Note this can seem subjective, but every choice I’ve made is backed by legitimate reasons and MDN’s interpretation (or should we say translation) of the specification.
Break It Down
As I said last article, my markup is half the size… but that’s only a vague indicator of something amiss. The reason smaller markup is advantageous is that NO other files — even if you use HTTP push or HTML preload — can start downloading until the HTML is complete. Thus if you stuff anything extra in there, you’re delaying parallel downloading and thus delaying the overall page load. This is why monolithic HTML where you stuff everything in the markup is dumbass.
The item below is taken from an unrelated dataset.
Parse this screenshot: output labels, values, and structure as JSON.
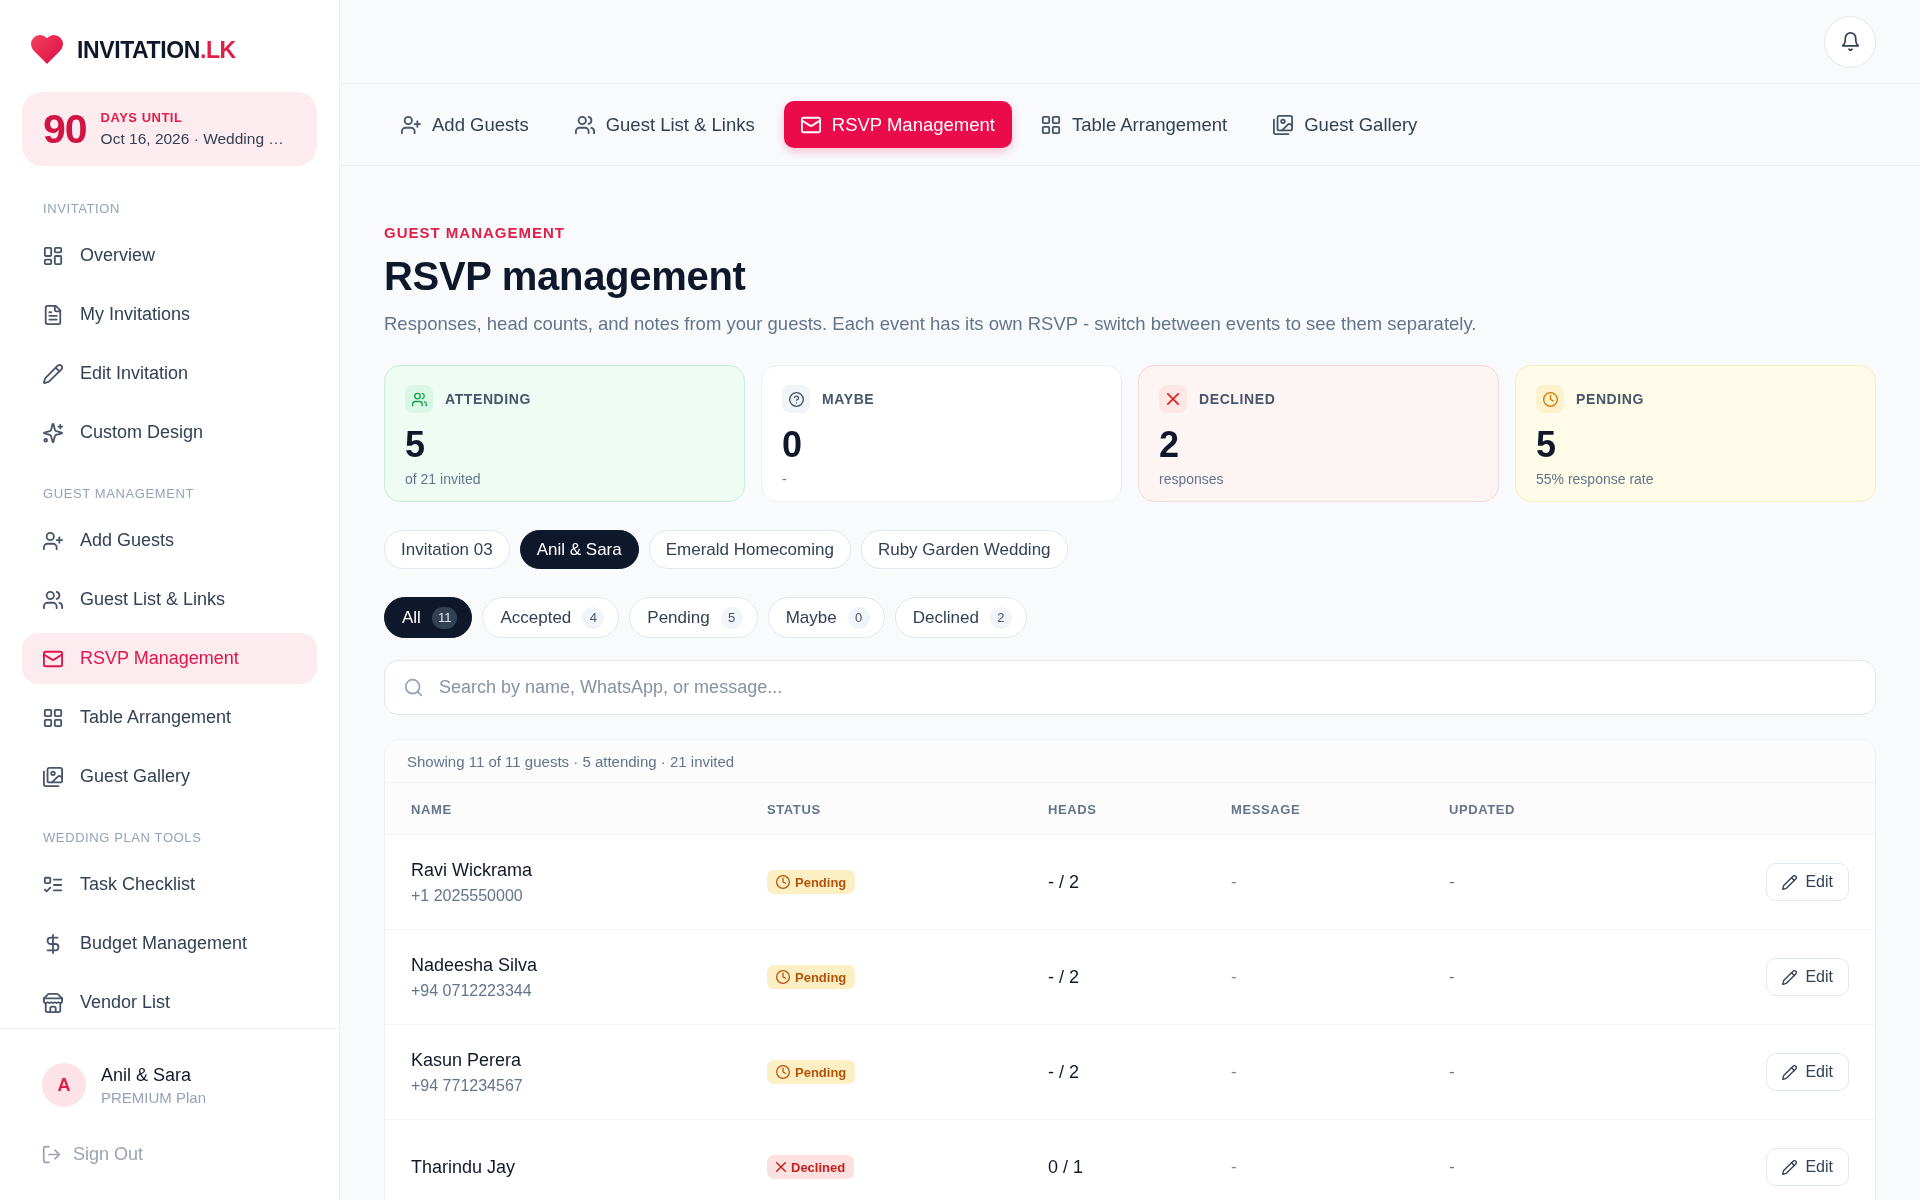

It’s why using classes when you don’t need to much less dozens of presentational classes is dumbass… yeah, yeah, I’ve said all that before.
Thus it’s a balancing act between the number of separate files, and that initial HTML load delay holding up everything else.
So let’s compare her markup to mine and see what’s going on here.
<title>3 Videos My Grandma Recommends To You | by Kermit | Mar, 2023 | Tedium</title>
<meta name="description" content="This webpage is a static replica of an imaginary Medium article.">
<meta name="viewport" content="width=device-width, initial-scale=1.0">
<link rel="icon" href="images/favicon.png">
<link rel="stylesheet" href="unified.css">
Clean, simple. Adequate for a demo. BUT… the title tag is stuffed with nonsense. <title> should be in the format
Because that’s the most useful way to structure it. You don’t put verticle breaks in there, you don’t put excess meta data in there.